The body’s hormone system is a highly complex and sophisticated one, but it
has been treated by modern medicine as if it were much simpler than it actually
is. Doctors and scientists have discovered major sex hormones which occur
in relatively large quantities – particularly oestrogen, progesterone and
testosterone – and they have tried to solve our problems by tinkering with
these in isolation.
Fashion plays a part. One hormone may be the cure-all in one decade, another
in the next. First it was oestrogen used in isolation; then the increased
breast cancer risk was discovered and oestrogen plus progesterone became the
combination of choice. Over the past few years progesterone on its own has
become fashionable.
Any hormone supplement treatment that involves using one or two hormones is
inevitably an unbalanced approach to a complex problem. Other sex hormones
also play a part, and ignoring the delicate and complicated interplay is bound
to throw the body’s regulatory systems out of balance.

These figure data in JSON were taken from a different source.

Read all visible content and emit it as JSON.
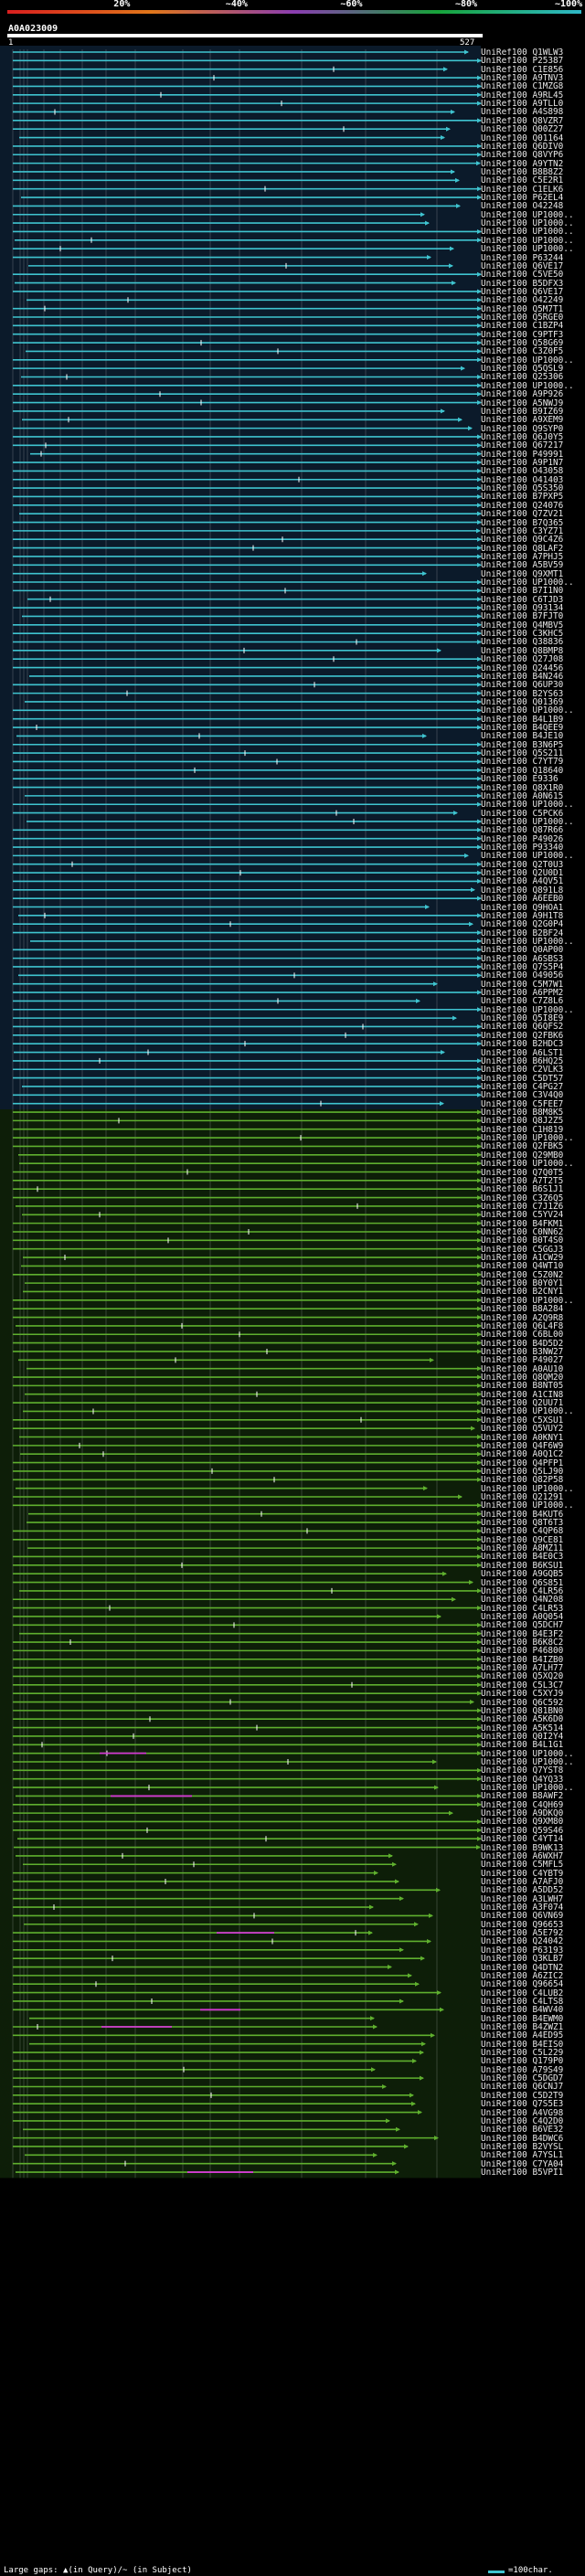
{
  "scale": {
    "ticks": [
      {
        "label": "20%",
        "pos": 0.2
      },
      {
        "label": "~40%",
        "pos": 0.4
      },
      {
        "label": "~60%",
        "pos": 0.6
      },
      {
        "label": "~80%",
        "pos": 0.8
      },
      {
        "label": "~100%",
        "pos": 1.0
      }
    ],
    "gradient_colors": [
      "#d91f1f",
      "#e0761a",
      "#8a3db0",
      "#17a33a",
      "#2fb8c8"
    ]
  },
  "query": {
    "name": "A0A023009",
    "start": "1",
    "end": "527"
  },
  "hits": [
    "UniRef100_Q1WLW3",
    "UniRef100_P25387",
    "UniRef100_C1E856",
    "UniRef100_A9TNV3",
    "UniRef100_C1MZG8",
    "UniRef100_A9RL45",
    "UniRef100_A9TLL0",
    "UniRef100_A4S898",
    "UniRef100_Q8VZR7",
    "UniRef100_Q00Z27",
    "UniRef100_Q01164",
    "UniRef100_Q6DIV0",
    "UniRef100_Q8VYP6",
    "UniRef100_A9YTN2",
    "UniRef100_B8B8Z2",
    "UniRef100_C5E2R1",
    "UniRef100_C1ELK6",
    "UniRef100_P62EL4",
    "UniRef100_O42248",
    "UniRef100_UP1000..",
    "UniRef100_UP1000..",
    "UniRef100_UP1000..",
    "UniRef100_UP1000..",
    "UniRef100_UP1000..",
    "UniRef100_P63244",
    "UniRef100_Q6VE17",
    "UniRef100_C5VE50",
    "UniRef100_B5DFX3",
    "UniRef100_Q6VE17",
    "UniRef100_O42249",
    "UniRef100_Q5M7T1",
    "UniRef100_Q5RGE0",
    "UniRef100_C1BZP4",
    "UniRef100_C9PTF3",
    "UniRef100_Q58G69",
    "UniRef100_C3Z0F5",
    "UniRef100_UP1000..",
    "UniRef100_Q5QSL9",
    "UniRef100_Q25306",
    "UniRef100_UP1000..",
    "UniRef100_A9P926",
    "UniRef100_A5NWJ9",
    "UniRef100_B9IZ69",
    "UniRef100_A9XEM9",
    "UniRef100_Q9SYP0",
    "UniRef100_Q6J0Y5",
    "UniRef100_Q67217",
    "UniRef100_P49991",
    "UniRef100_A9P1N7",
    "UniRef100_O43058",
    "UniRef100_O41403",
    "UniRef100_Q5S350",
    "UniRef100_B7PXP5",
    "UniRef100_Q24076",
    "UniRef100_Q7ZV21",
    "UniRef100_B7Q365",
    "UniRef100_C3YZ71",
    "UniRef100_Q9C4Z6",
    "UniRef100_Q8LAF2",
    "UniRef100_A7PHJ5",
    "UniRef100_A5BV59",
    "UniRef100_Q9XMT1",
    "UniRef100_UP1000..",
    "UniRef100_B7I1N0",
    "UniRef100_C6TJD3",
    "UniRef100_Q93134",
    "UniRef100_B7FJT0",
    "UniRef100_Q4MBV5",
    "UniRef100_C3KHC5",
    "UniRef100_Q38836",
    "UniRef100_Q8BMP8",
    "UniRef100_Q27J08",
    "UniRef100_Q24456",
    "UniRef100_B4N246",
    "UniRef100_Q6UP30",
    "UniRef100_B2YS63",
    "UniRef100_Q01369",
    "UniRef100_UP1000..",
    "UniRef100_B4L1B9",
    "UniRef100_B4QEE9",
    "UniRef100_B4JE10",
    "UniRef100_B3N6P5",
    "UniRef100_Q5S211",
    "UniRef100_C7YT79",
    "UniRef100_Q18640",
    "UniRef100_E9336",
    "UniRef100_Q8X1R0",
    "UniRef100_A0N615",
    "UniRef100_UP1000..",
    "UniRef100_C5PCK6",
    "UniRef100_UP1000..",
    "UniRef100_Q87R66",
    "UniRef100_P49026",
    "UniRef100_P93340",
    "UniRef100_UP1000..",
    "UniRef100_Q2T0U3",
    "UniRef100_Q2U0D1",
    "UniRef100_A4QV51",
    "UniRef100_Q891L8",
    "UniRef100_A6EEB0",
    "UniRef100_Q9HOA1",
    "UniRef100_A9H1T8",
    "UniRef100_Q2G0P4",
    "UniRef100_B2BF24",
    "UniRef100_UP1000..",
    "UniRef100_Q0AP00",
    "UniRef100_A6SBS3",
    "UniRef100_Q7S5P4",
    "UniRef100_O49056",
    "UniRef100_C5M7W1",
    "UniRef100_A6PPM2",
    "UniRef100_C7Z8L6",
    "UniRef100_UP1000..",
    "UniRef100_Q5I8E9",
    "UniRef100_Q6QFS2",
    "UniRef100_Q2FBK6",
    "UniRef100_B2HDC3",
    "UniRef100_A6LST1",
    "UniRef100_B6HQ25",
    "UniRef100_C2VLK3",
    "UniRef100_C5DT57",
    "UniRef100_C4PG27",
    "UniRef100_C3V4Q0",
    "UniRef100_C5FEE7",
    "UniRef100_B8M8K5",
    "UniRef100_Q8J2Z5",
    "UniRef100_C1H819",
    "UniRef100_UP1000..",
    "UniRef100_Q2FBK5",
    "UniRef100_Q29MB0",
    "UniRef100_UP1000..",
    "UniRef100_Q7Q0T5",
    "UniRef100_A7T2T5",
    "UniRef100_B6S1J1",
    "UniRef100_C3Z6Q5",
    "UniRef100_C7J1Z6",
    "UniRef100_C5YV24",
    "UniRef100_B4FKM1",
    "UniRef100_C0NN62",
    "UniRef100_B0T4S0",
    "UniRef100_C5GGJ3",
    "UniRef100_A1CW29",
    "UniRef100_Q4WT10",
    "UniRef100_C5Z0N2",
    "UniRef100_B0Y0Y1",
    "UniRef100_B2CNY1",
    "UniRef100_UP1000..",
    "UniRef100_B8A284",
    "UniRef100_A2Q9R8",
    "UniRef100_Q6L4F8",
    "UniRef100_C6BL00",
    "UniRef100_B4D5D2",
    "UniRef100_B3NW27",
    "UniRef100_P49027",
    "UniRef100_A0AU10",
    "UniRef100_Q8QM20",
    "UniRef100_B8NT05",
    "UniRef100_A1CIN8",
    "UniRef100_Q2UU71",
    "UniRef100_UP1000..",
    "UniRef100_C5XSU1",
    "UniRef100_Q5VUY2",
    "UniRef100_A0KNY1",
    "UniRef100_Q4F6W9",
    "UniRef100_A0Q1C2",
    "UniRef100_Q4PFP1",
    "UniRef100_Q5LJ90",
    "UniRef100_Q82P58",
    "UniRef100_UP1000..",
    "UniRef100_Q21291",
    "UniRef100_UP1000..",
    "UniRef100_B4KUT6",
    "UniRef100_Q8T6T3",
    "UniRef100_C4QP68",
    "UniRef100_Q9CE81",
    "UniRef100_A8MZ11",
    "UniRef100_B4E0C3",
    "UniRef100_B6KSU1",
    "UniRef100_A9GQB5",
    "UniRef100_Q6S851",
    "UniRef100_C4LR56",
    "UniRef100_Q4N208",
    "UniRef100_C4LR53",
    "UniRef100_A0Q054",
    "UniRef100_Q5DCH7",
    "UniRef100_B4E3F2",
    "UniRef100_B6K8C2",
    "UniRef100_P46800",
    "UniRef100_B4IZB0",
    "UniRef100_A7LH77",
    "UniRef100_Q5XQ20",
    "UniRef100_C5L3C7",
    "UniRef100_C5XYJ9",
    "UniRef100_Q6C592",
    "UniRef100_Q81BN0",
    "UniRef100_A5K6D0",
    "UniRef100_A5K514",
    "UniRef100_Q0I2Y4",
    "UniRef100_B4L1G1",
    "UniRef100_UP1000..",
    "UniRef100_UP1000..",
    "UniRef100_Q7YST8",
    "UniRef100_Q4YQ33",
    "UniRef100_UP1000..",
    "UniRef100_B8AWF2",
    "UniRef100_C4QH69",
    "UniRef100_A9DKQ0",
    "UniRef100_Q9XM80",
    "UniRef100_Q59S46",
    "UniRef100_C4YT14",
    "UniRef100_B9WK13",
    "UniRef100_A6WXH7",
    "UniRef100_C5MFL5",
    "UniRef100_C4YBT9",
    "UniRef100_A7AFJ0",
    "UniRef100_A5DD52",
    "UniRef100_A3LWH7",
    "UniRef100_A3F074",
    "UniRef100_Q6VN69",
    "UniRef100_Q96653",
    "UniRef100_A5E792",
    "UniRef100_Q24042",
    "UniRef100_P63193",
    "UniRef100_Q3KLB7",
    "UniRef100_Q4DTN2",
    "UniRef100_A6ZIC2",
    "UniRef100_Q96654",
    "UniRef100_C4LUB2",
    "UniRef100_C4LTS8",
    "UniRef100_B4WV40",
    "UniRef100_B4EWM0",
    "UniRef100_B4ZWZ1",
    "UniRef100_A4ED95",
    "UniRef100_B4EIS0",
    "UniRef100_C5L229",
    "UniRef100_Q179P0",
    "UniRef100_A79S49",
    "UniRef100_C5DGD7",
    "UniRef100_Q6CNJ7",
    "UniRef100_C5D2T9",
    "UniRef100_Q7S5E3",
    "UniRef100_A4VG98",
    "UniRef100_C4Q2D0",
    "UniRef100_B6VE32",
    "UniRef100_B4DWC6",
    "UniRef100_B2VYSL",
    "UniRef100_A7YSL1",
    "UniRef100_C7YA04",
    "UniRef100_B5VPI1"
  ],
  "colors": {
    "high": "#3fc4d0",
    "mid": "#5fb02e",
    "gap_query": "#d23ad2",
    "background_high": "#0b1a2a",
    "background_mid": "#0d1e08"
  },
  "legend": {
    "text": "Large gaps: ▲(in Query)/~ (in Subject)",
    "scale_label": "=100char."
  }
}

This may take a long time to detect. An example here is steroid hormones,
once widely used for allergies and arthritis, where the effects can be damaging
and irreversible.
Long-term damage has also been demonstrated with some of the hormones used
in early versions of the contraceptive pill. In some women, suppression of
natural hormone production leads to lasting infertility. No-one can yet be
sure of all the effects of long-term treatment with any hormone.
Ultimately, the decision to use hormone replacement therapy is up to each
individual. If you are considering HRT, it is important you analyse your medical
history while weighing the benefits against the risks. It is inadvisable to
take oestrogen if you have a personal or family history of breast cancer,
uterine cancer, or fibroid tumours, or if you suffer from liver disease.